Campus chronicler

Cadence Paramore – Co-Editor-in-Chief

Has anyone else read the anonymous words of Gustavus’s very own pandemic Chronicalist? The artist who produced this zine? I missed their first volume, and for that I am incredibly devastated. If you missed it, too, make sure you don’t miss this one– I noticed it’s arrival (just a handful of copies) on the empty Weekly newspaper stand across from the post office in our very own Campus Center.
“Quaranzine Vol. 2” is an incredibly compelling, emotional, and accurate account of what we have all been living through– history. And as the author says, “How much history can a person bear to live through?”
Maybe you’re like me, and up until reading this have been suppressing the fear and fatigue into that special place where complex things go; because what else can you do? It’s exhausting enough– living, going to college, “figuring it all out”– without MORE atop it all. Without a deadly virus eradicating “normal.”
We didn’t realize just how good we had it until it was destroyed, and now we can never get it back.
So where do we go from here?
Our Campus Chronicalist got vulnerable for us so we can, too. So that’s exactly what I’m going to do.
I cried reading their lovely, relatable words: “maybe this is a dream maybe this is forever maybe this is our last chance maybe I’m just so tired,” “We have the power to make each other . . . and I have been unmade,” “I JUST CAN’T CARE ANYMORE (actually I care about everything, intensely, all of the time).” Their outcries of “This is still a pandemic” and frustration at campus and people who are pretending life is somehow “normal” again are all too real for many of us. At least, for me too.
I’m depleted from taking on schoolwork and job work on top of the emotional work it takes just to get out of bed in the morning and dress in a disguise of hopefulness and energy. I am not hopeful, not about this. I have nothing left to give. My tank is empty. Don’t you understand? WILL you understand– Reader, neighbor, professor, administrator, stranger?
I can’t read that book and discuss it like it’s more important than my sanity. I can’t debate the best way to handle climate change when my brain is already debating how to find the easiest way to just show up for class. I can’t learn a new language or a sport when I am already full from learning new ways to navigate our new “normal.” I can’t. I’m all full up. I’m all emptied out.

“I missed their first volume, and for that I am incredibly devastated. If you missed it, too, make sure you don’t miss this one”

And I can’t just “drop out” or “take a semester off” or quit my jobs when they’re the only things giving me a reason to get out of bed and providing me some semblance, some ghost of “hope” for the future.
Too many people died for you not to care. Too many people made too many sacrifices for you to party and vacation like nothing has changed. EVERYTHING has changed, whether you’ve accepted it yet or not.

“Maybe you’re like me, and up until reading this have been suppressing the fear and fatigue into that special place where complex things go; because what else can you do? It’s exhausting enough– living, going to college, “figuring it all out”– without MORE atop it all. Without a deadly virus eradicating “normal.”

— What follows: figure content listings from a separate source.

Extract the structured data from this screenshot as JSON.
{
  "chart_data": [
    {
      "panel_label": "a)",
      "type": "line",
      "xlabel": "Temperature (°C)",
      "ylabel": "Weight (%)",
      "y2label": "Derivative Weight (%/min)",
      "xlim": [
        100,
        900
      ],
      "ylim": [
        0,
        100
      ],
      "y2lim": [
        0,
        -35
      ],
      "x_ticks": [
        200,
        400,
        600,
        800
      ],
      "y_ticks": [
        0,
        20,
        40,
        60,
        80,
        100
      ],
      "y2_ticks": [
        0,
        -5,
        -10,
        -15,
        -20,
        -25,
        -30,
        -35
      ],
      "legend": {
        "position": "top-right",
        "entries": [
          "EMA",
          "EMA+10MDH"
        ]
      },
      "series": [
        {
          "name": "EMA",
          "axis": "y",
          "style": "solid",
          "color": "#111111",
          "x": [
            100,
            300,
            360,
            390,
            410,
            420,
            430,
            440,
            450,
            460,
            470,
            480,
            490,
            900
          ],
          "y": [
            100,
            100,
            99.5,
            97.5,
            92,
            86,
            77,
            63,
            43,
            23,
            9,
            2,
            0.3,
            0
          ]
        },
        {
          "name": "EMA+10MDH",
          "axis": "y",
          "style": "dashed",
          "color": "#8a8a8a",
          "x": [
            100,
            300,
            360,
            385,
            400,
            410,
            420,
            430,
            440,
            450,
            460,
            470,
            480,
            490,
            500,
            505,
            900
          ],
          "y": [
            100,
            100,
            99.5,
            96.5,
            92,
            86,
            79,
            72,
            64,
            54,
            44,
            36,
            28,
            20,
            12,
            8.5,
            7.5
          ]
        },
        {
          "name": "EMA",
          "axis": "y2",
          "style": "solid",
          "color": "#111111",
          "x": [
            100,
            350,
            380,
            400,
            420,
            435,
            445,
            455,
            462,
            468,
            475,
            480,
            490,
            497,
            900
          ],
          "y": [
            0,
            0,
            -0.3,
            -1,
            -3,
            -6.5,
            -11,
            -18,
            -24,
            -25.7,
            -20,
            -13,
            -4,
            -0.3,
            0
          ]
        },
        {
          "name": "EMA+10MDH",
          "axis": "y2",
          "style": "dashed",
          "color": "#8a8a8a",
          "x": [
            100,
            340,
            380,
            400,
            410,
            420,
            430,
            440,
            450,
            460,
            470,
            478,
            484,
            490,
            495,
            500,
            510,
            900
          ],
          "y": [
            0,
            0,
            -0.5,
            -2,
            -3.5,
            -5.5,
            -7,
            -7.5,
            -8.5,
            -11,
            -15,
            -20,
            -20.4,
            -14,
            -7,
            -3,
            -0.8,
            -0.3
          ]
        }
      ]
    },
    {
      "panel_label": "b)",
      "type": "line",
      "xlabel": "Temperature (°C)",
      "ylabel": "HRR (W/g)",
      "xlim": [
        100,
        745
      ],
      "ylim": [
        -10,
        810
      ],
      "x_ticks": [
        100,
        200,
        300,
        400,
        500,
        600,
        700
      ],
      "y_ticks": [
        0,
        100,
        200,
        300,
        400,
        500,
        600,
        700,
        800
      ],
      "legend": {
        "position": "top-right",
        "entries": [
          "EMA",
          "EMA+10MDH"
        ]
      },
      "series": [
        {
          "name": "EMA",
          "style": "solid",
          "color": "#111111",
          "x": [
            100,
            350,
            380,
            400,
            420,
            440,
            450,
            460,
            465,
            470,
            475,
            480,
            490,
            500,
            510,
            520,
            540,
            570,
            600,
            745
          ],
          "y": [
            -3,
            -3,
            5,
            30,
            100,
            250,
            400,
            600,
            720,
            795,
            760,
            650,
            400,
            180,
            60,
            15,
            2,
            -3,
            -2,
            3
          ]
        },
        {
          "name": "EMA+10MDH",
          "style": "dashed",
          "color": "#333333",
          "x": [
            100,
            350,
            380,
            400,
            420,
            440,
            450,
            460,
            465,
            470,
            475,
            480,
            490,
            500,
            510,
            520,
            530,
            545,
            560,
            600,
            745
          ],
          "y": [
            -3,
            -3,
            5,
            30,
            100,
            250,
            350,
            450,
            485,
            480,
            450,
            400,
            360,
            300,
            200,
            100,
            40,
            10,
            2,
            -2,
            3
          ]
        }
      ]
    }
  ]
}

I wash my hands until they’re raw after touching anything that someone else may have come in contact with. My heart pounds whenever someone comes close to me. It’s taken everything in me to allow myself not to feel guilty about things I need to do just to SURVIVE– get food, show up for class, pull my mask down to take a sip of water when I’m choking on my own spit, see my boyfriend.
And yet the boys down the hall will walk around unmasked, or masks pulled below their noses. And yet the person behind me in class can eat and cough without a mask. And yet the girls I follow on snapchat can go to bars. And yet another person from class can travel to Costa Rica and be back in time for classes to start.
I’m exhausted. Aren’t you?
And the thing is, I don’t care if this doesn’t directly affect you. I don’t care if you’re double vaccinated with a booster and no one you know is high risk. I don’t care if YOU don’t care, because there are people that do. That it HAS affected. That it STILL affects.
I won’t tell you to be better if you don’t care, but if you do care– it’s okay. It’s okay to feel how you’re feeling– confused, frustrated, afraid, exhausted, angry. It’s okay if you’re barely running on 1% and giving all that you can give. It’s enough. You’re enough.
Our world is really effed up right now and none of us know if it will ever get better. So be extra kind to yourself.
“I am a ‘good student.’ I am also ‘cautious about COVID.’ Can I still be both . . .?”
Put the book down. Go to sleep. Watch that show instead of finishing that assignment.
I know it’s hard, I know the proper “grieving period” has passed and we’re all expected to function per-usual again, but it’s okay if you can’t.
After all, “We’re still in a pandemic.”
So if you care, keep caring. Keep feeling and creating. Our Campus Chronicalist has shown us that none of us are alone in this.